Large Sites Strategic Planning: Turning Potential Into Possibility
- Meltzer Mandl Architects
- Aug 4
- 2 min read
Large-scale urban sites with aging buildings and underused zoning aren’t just design puzzles, they’re coordination challenges. Once the high-level development approach is clear, the next question becomes:
How do you make the site actually work?
Site planning at this scale is more than just fitting buildings on a lot. You’re working around legacy infrastructure, layered zoning rules, existing tenants, and often buildings that were never designed to accommodate anything more than their original footprint.
On one recent 6-acre site, the owner unlocked an additional 175,000 square feet of floor area through City of Yes provisions. But the layout , a post-war garden apartment complex, wasn’t built for infill.

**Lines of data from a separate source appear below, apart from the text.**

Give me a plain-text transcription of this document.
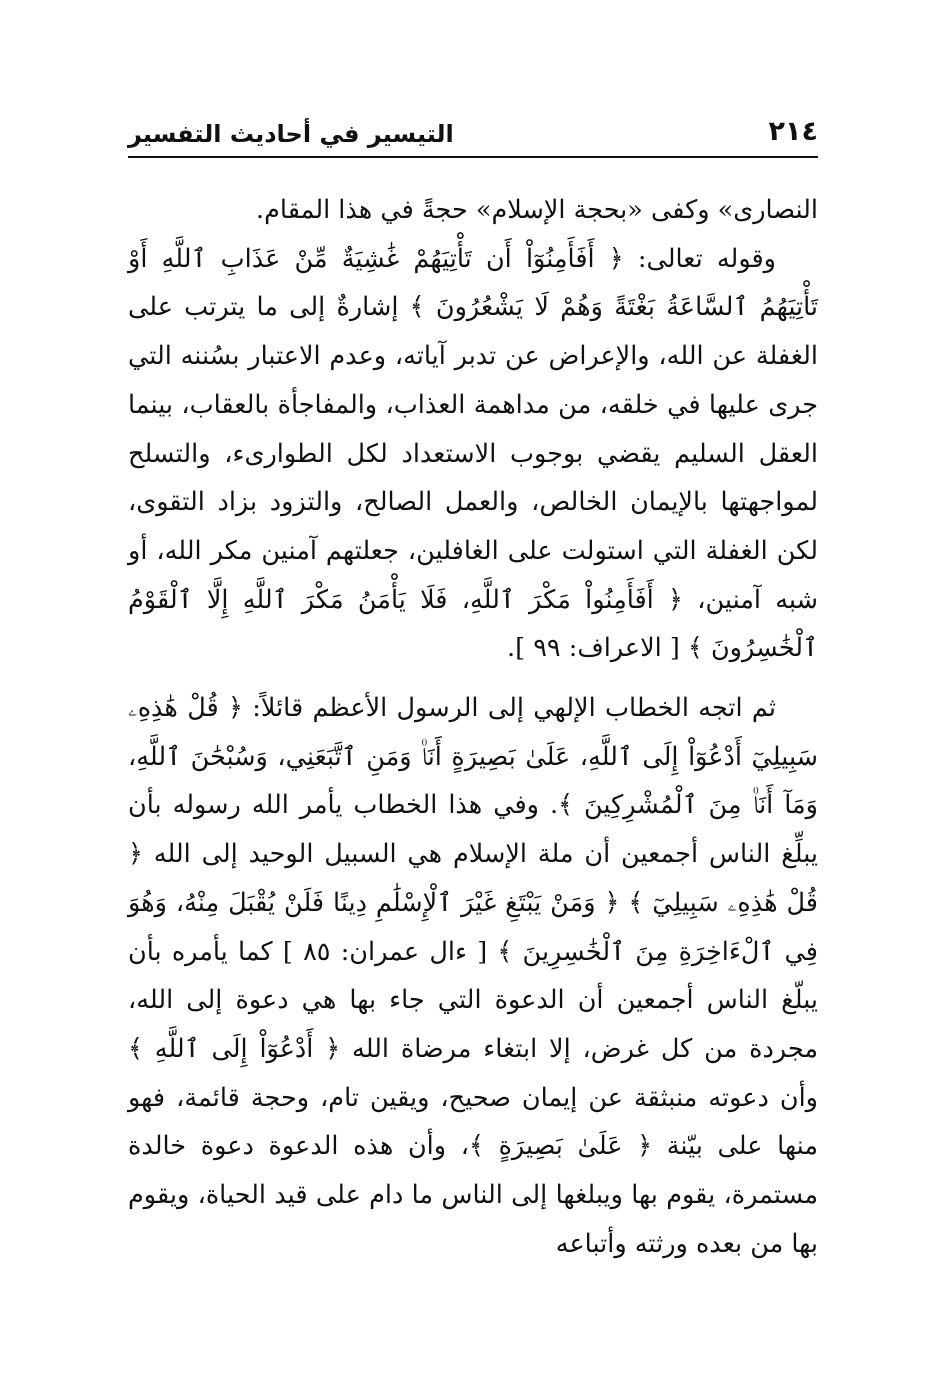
٢١٤
التيسير في أحاديث التفسير

النصارى» وكفى «بحجة الإسلام» حجةً في هذا المقام.

وقوله تعالى: ﴿ أَفَأَمِنُوٓاْ أَن تَأْتِيَهُمْ غَٰشِيَةٌ مِّنْ عَذَابِ ٱللَّهِ أَوْ تَأْتِيَهُمُ ٱلسَّاعَةُ بَغْتَةً وَهُمْ لَا يَشْعُرُونَ ﴾ إشارةٌ إلى ما يترتب على الغفلة عن الله، والإعراض عن تدبر آياته، وعدم الاعتبار بسُننه التي جرى عليها في خلقه، من مداهمة العذاب، والمفاجأة بالعقاب، بينما العقل السليم يقضي بوجوب الاستعداد لكل الطوارىء، والتسلح لمواجهتها بالإيمان الخالص، والعمل الصالح، والتزود بزاد التقوى، لكن الغفلة التي استولت على الغافلين، جعلتهم آمنين مكر الله، أو شبه آمنين، ﴿ أَفَأَمِنُواْ مَكْرَ ٱللَّهِ، فَلَا يَأْمَنُ مَكْرَ ٱللَّهِ إِلَّا ٱلْقَوْمُ ٱلْخَٰسِرُونَ ﴾ [ الاعراف: ٩٩ ].

ثم اتجه الخطاب الإلهي إلى الرسول الأعظم قائلاً: ﴿ قُلْ هَٰذِهِۦ سَبِيلِيٓ أَدْعُوٓاْ إِلَى ٱللَّهِ، عَلَىٰ بَصِيرَةٍ أَنَا۠ وَمَنِ ٱتَّبَعَنِي، وَسُبْحَٰنَ ٱللَّهِ، وَمَآ أَنَا۠ مِنَ ٱلْمُشْرِكِينَ ﴾. وفي هذا الخطاب يأمر الله رسوله بأن يبلِّغ الناس أجمعين أن ملة الإسلام هي السبيل الوحيد إلى الله ﴿ قُلْ هَٰذِهِۦ سَبِيلِيٓ ﴾ ﴿ وَمَنْ يَبْتَغِ غَيْرَ ٱلْإِسْلَٰمِ دِينًا فَلَنْ يُقْبَلَ مِنْهُ، وَهُوَ فِي ٱلْءَاخِرَةِ مِنَ ٱلْخَٰسِرِينَ ﴾ [ ءال عمران: ٨٥ ] كما يأمره بأن يبلّغ الناس أجمعين أن الدعوة التي جاء بها هي دعوة إلى الله، مجردة من كل غرض، إلا ابتغاء مرضاة الله ﴿ أَدْعُوٓاْ إِلَى ٱللَّهِ ﴾ وأن دعوته منبثقة عن إيمان صحيح، ويقين تام، وحجة قائمة، فهو منها على بيّنة ﴿ عَلَىٰ بَصِيرَةٍ ﴾، وأن هذه الدعوة دعوة خالدة مستمرة، يقوم بها ويبلغها إلى الناس ما دام على قيد الحياة، ويقوم بها من بعده ورثته وأتباعه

The buildings were too close together to allow efficient new construction between them, but just far enough apart that leaving them untouched meant wasting too much of the available FAR. To complicate matters, the complex houses 225 rent-stabilized tenants and only a limited number can be relocated to enable demolition.
Our strategy: targeted removals, smarter connections, and coordinated spacing.
We identified the smallest, least-occupied buildings for selective demolition to open up space. Then, using the City of Yes provision that allows “connected” buildings to be as close as 20 feet apart at upper levels, we pinpointed where we could tie new buildings into the old without displacing tenants or blocking legal windows.
This allowed us to:
Maximize the zoning envelope
Preserve livability
Avoid costly, impractical construction solutions like burying first floors or squeezing floor-to-floor heights
We also restructured building courts, refined separation distances, and coordinated circulation, all to ensure the final layout supports both density and quality of life.
Because on sites like this, good design isn’t just about creativity, it’s about coordination.